「投資家は落胆」でも、日本企業に直撃のアメリカ新規制の行方
日本企業にも影響するアメリカ証券取引委員会(SEC)の気候変動開示規制。今後どうなるか、予断を許さない状況だ。
気候変動が業績にどのような影響を与えるのか。企業に対し、気候リスクや温室効果ガス排出量の情報開示を義務付ける動きが世界的に加速している。
2023年1月、欧州連合(EU)の企業サステナビリティ報告指令(CSRD)が発効。同年6月には国際サステナビリティ基準審議会(ISSB)が、乱立する開示基準の統一を目指し、第一弾の基準を公表した。
そして2024年3月6日、経済界や共和党の反発に遭いながらも、アメリカの証券取引委員会(SEC)が米上場企業に情報開示を義務付ける規則を採択した。
対象となるのはアメリカ企業だけでなく、トヨタ自動車や本田技研工業、ソニーグループ、三菱UFJフィナンシャルグループなどのメガバンクといった、アメリカの証券取引所で米預託証券(ADR)が売買されている外国企業も含まれる。
ただ、規制の採択に伴い、共和党寄りの複数の州で訴訟が起こり、執行が一時停止される事態も起こっている。
「アメリカ大統領選で共和党が勝利したとしても、情報開示の方向性は変わらない」
そう語るのは、SECの国際部門で気候関連情報開示に携わり、現在は温室効果ガス排出量算定(炭素会計)プラットフォームを展開するパーセフォニ(Persefoni)の最高グローバル政策責任者、エミリー・ピアス氏だ。新規則の注目点と今後の見通しについて聞いた。
賛否両論だが、投資家は「落胆」
パーセフォニ(Persefoni)の最高グローバル政策責任者を務めるエミリー・ピアス氏。前職はSECの国際部門でアシスタント・ディレクターを務めていた。
── SECがアメリカで上場する企業に対し、温室効果ガス排出量や気候リスクに関する情報開示を義務付けることを決めました。
SECの役割は、投資家に投資に関する有益な情報を与えること。投資家からは長い間、気候変動に関する情報を把握したいという要望があり、その声は近年急速に高まっています。
投資家からするとその情報を投資に生かしたい。でも公的な情報がないため、例えば有料で自ら情報を入手するしかない。しかもそれらは情報が断片的で比較不可能な部分があるため、非常に非効率だったのです。

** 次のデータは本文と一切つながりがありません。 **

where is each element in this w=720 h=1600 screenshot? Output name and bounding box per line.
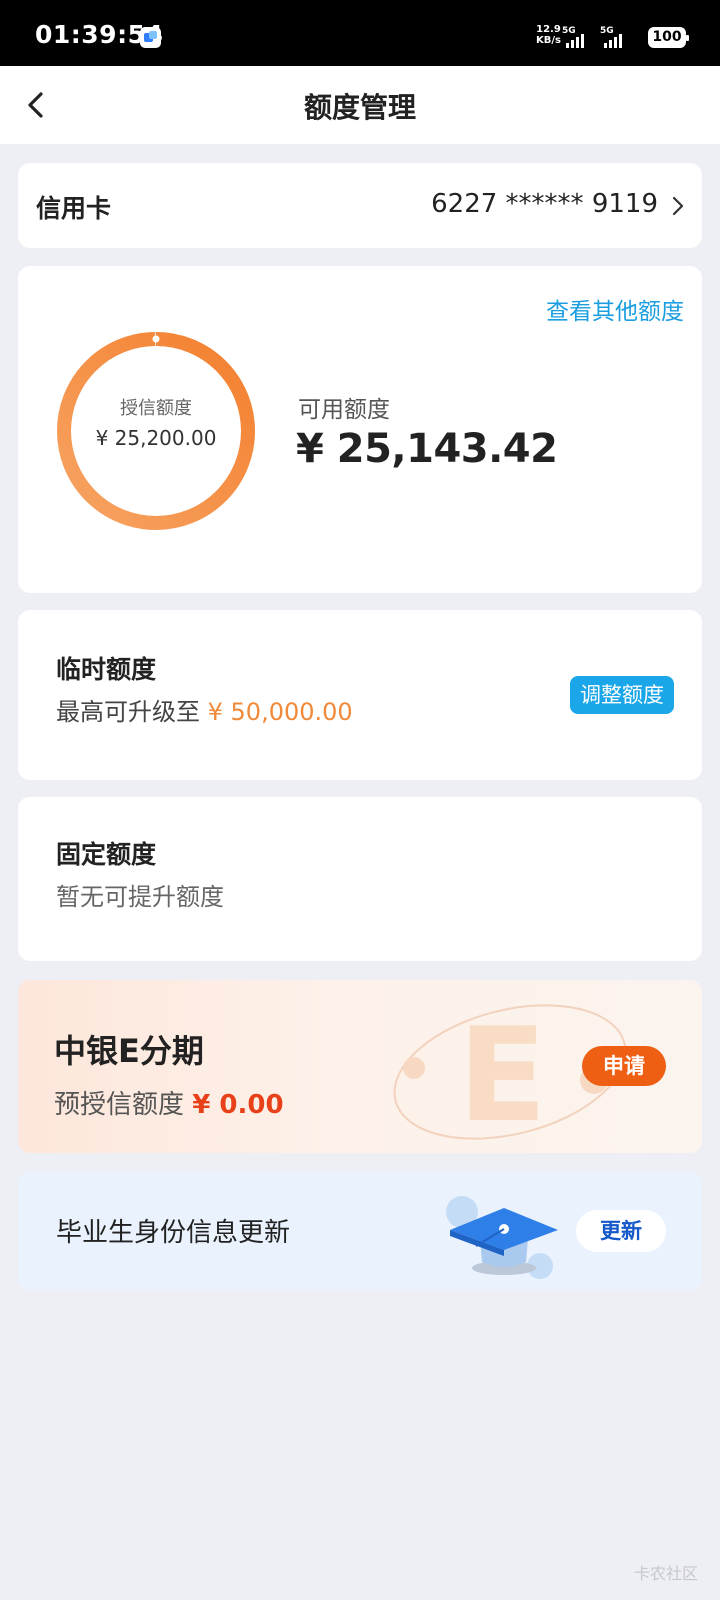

投資家の要望に対し、今回規制という形で応えられるようになったことは大きな前進です。
── 開示対象は。
基本的にはアメリカで株式公開をしているほぼすべての大企業。日本企業も対象です。温室効果ガス排出量の報告範囲はスコープ1(自社排出)と2(エネルギー使用に伴う排出)。数値に関しては、保証(根拠)も明確にして開示することが求められます。
── 当初はスコープ3も含める方向で検討されていた。
最終的にスコープ3(取引先の排出)が外されたことについては、賛否両論を呼びました。投資家は概ね、スコープ3、つまりバリューチェーン全体が含まれなかったことに対し落胆しています。
── その他の特徴は。
ユニークなのは、異常気象による企業の損失についても報告することになった点。最近アメリカ全土で竜巻や干ばつ、洪水といった異常気象が頻発しているためです。
気候変動が要因かどうかにかかわらず、自然災害による損失を分析して報告する必要があります。
「SECより厳しい」EU・カリフォルニア規制との関係
── 企業の反応は。
アメリカでは現在、スコープ3まで開示している企業が比較的多い。というのも、カリフォルニア州とEUの規制では既に、スコープ3まで開示することが決まっているからです。
今後は、今回導入が決まったSECと、カリフォルニアとEU(企業サステナビリティ報告指令=CSRD)の規制における情報格差、その溝をどう埋めていくかが課題になるでしょう。
── SECの情報開示は2027年からスタートします。
2027年から開示義務が始まるということは、2026年からデータを集め始めなければなりません。2026年のデータを2027年に開示するということです。
EUのサステナビリティ指令(CSRD)がSECより1年早く、2026年から開示が義務付けられることを考えると、1年前倒しし、2025年をトレーニング期間と位置づけて収集し始めることが現実的でしょう。
── EUの指令の影響は。
EUのCSRDの対象企業は非常に広範囲。しかも国際的な取引をしている企業も非常に多い。CSRDの対象になった企業が、取引先の企業に対しデータを求めてくることがあり得えます。
つまり、CSRDはヨーロッパにとどまらず、アメリカや日本などほかの国にも波及する。そのため、2025年からデータを収集する必要があると思います。
── カリフォルニア州の規制については。
カリフォルニア州もSECより厳しく、範囲も広い。たとえ子会社であっても同州でビジネスを行い、一定の売り上げ(5億ドル)を超えている企業はすべて対象になります。